For the three and six months ended December 31, 2002, 1.2 million and 1.3 million shares of common stock, respectively, issuable upon conversion of the convertible subordinated notes have been excluded from the diluted EPS calculations because their effect would have been antidilutive. For the three and six months ended December 31, 2001, 1.6 million shares of common stock issuable upon conversion of the convertible subordinated notes have been excluded from the diluted EPS calculations because their effect would have been antidilutive.
Recent Accounting Pronouncements
In January 2002, the Emerging Issues Task Force (EITF) issued EITF Issue No. 01-14 Income Statement Characterization of Reimbursements Received for Out of Pocket Expenses Incurred, which requires that reimbursements received for out-of-pocket expenses be reflected as revenues in the statement of income. EITF No. 01-14 is effective for financial reporting periods beginning after December 15, 2001. Hyperion adopted EITF No. 01-14 on January 1, 2002 and reclassified the statements of income for the three and six months ended December 31, 2001 to conform to the current presentation. As a result, approximately $2.3 million and $4.9 million have been reclassified primarily from cost of maintenance and services into maintenance and services revenue for the three and six months ended December 31, 2001, respectively.
6
In July 2002, the Financial Accounting Standards Board (FASB) issued SFAS No. 146, Accounting for Costs Associated with Exit or Disposal Activities, which nullifies EITF Issue No. 94-3. SFAS No. 146 requires that a liability for a cost associated with an exit or disposal activity be recognized when the liability is incurred, whereas EITF No. 94-3 had required recognition of the liability as of the commitment date of an exit plan.

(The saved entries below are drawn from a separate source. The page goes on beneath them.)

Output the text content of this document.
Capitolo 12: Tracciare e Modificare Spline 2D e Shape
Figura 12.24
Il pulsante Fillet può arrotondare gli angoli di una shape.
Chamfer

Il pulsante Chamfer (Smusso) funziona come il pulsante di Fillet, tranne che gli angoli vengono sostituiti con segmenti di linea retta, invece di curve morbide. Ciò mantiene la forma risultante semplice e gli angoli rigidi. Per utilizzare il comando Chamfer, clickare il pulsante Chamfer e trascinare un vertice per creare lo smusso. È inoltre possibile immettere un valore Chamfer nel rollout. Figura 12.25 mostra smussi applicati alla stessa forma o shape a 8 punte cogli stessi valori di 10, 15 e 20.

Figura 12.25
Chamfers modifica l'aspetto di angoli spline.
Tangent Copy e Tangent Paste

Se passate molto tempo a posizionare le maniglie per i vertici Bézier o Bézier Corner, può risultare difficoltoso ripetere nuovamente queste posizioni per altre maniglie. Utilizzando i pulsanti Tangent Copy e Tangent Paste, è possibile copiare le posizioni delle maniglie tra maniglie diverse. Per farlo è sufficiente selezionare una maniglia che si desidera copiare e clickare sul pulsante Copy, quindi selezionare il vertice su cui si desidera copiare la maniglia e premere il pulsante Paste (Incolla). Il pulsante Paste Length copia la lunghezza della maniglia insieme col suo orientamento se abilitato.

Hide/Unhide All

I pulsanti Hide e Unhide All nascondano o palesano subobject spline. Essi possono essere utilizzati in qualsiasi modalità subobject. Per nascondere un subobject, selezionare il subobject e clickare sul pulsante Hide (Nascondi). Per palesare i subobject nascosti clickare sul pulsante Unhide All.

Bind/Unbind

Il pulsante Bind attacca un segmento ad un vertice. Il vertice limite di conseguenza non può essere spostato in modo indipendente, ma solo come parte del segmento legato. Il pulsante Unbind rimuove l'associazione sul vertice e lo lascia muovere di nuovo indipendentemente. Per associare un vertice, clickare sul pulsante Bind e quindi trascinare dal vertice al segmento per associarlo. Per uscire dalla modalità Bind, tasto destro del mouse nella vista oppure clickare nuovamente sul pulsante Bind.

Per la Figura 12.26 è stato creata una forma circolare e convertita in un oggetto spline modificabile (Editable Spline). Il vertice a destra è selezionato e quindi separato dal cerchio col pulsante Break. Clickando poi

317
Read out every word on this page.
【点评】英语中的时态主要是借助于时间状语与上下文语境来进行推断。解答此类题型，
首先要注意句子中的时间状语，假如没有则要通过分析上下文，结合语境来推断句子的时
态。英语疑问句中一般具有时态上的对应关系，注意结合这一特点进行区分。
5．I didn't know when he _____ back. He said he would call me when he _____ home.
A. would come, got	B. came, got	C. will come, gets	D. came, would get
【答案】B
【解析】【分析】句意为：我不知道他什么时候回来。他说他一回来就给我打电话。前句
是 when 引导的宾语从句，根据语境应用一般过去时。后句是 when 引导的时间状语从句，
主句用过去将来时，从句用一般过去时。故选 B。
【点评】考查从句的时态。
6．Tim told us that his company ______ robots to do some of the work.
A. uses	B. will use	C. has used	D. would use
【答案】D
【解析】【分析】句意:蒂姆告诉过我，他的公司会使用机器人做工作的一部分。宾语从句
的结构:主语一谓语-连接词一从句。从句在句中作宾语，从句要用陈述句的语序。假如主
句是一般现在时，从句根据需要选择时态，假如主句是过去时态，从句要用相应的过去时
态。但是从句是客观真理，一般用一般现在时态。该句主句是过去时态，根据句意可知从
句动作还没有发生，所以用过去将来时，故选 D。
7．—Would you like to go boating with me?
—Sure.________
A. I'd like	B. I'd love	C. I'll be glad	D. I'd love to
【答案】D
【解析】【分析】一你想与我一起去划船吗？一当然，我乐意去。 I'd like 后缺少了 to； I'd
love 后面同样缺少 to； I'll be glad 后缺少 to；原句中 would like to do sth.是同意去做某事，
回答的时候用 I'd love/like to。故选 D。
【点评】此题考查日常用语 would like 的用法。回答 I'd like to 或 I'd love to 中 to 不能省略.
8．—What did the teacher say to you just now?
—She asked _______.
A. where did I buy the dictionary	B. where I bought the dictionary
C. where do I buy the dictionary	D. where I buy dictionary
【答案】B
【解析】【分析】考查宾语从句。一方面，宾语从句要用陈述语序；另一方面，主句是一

This statement is effective for exit or disposal activities initiated after December 31, 2002. Hyperion is currently assessing the impact of SFAS No. 146 on its financial position and results of operations.
In November 2002, the FASB issued Interpretation No. 45 (FIN 45), Guarantors Accounting and Disclosure Requirements for Guarantees, Including Indirect Guarantees of Indebtedness of Others. FIN 45 requires that a guarantor recognize, at the inception of a guarantee, a liability for the fair value of the obligation undertaken in issuing the guarantee. FIN 45 also requires additional disclosure by a guarantor in its interim and annual financial statements about its obligations under certain guarantees. The initial recognition and measurement provisions of FIN 45 are applicable for guarantees issued or modified after December 31, 2002. The disclosure requirements of FIN 45 are effective for financial statements of interim or annual periods ending after December 15, 2002. Hyperion believes that the adoption of FIN 45 will not have a material impact on its financial position or results of operations.
In December 2002, the FASB issued SFAS No. 148, Accounting for Stock-Based Compensation Transition and Disclosure. SFAS No. 148 provides alternative methods of transition for a voluntary change to the fair value based method of accounting for stock-based employee compensation. SFAS No. 148 also requires that disclosures of the pro forma effect of using the fair value method of accounting for stock-based employee compensation be displayed more prominently and in a tabular format. Additionally, SFAS No. 148 requires disclosure of the pro forma effect in interim financial statements. The transition and annual disclosure requirements of SFAS No. 148 are effective for fiscal years ended after December 15, 2002. The interim disclosure requirements are effective for interim periods ending after December 15, 2002. Hyperion will adopt the disclosure requirements of SFAS No. 148 in its March 31, 2003 quarterly financial statements.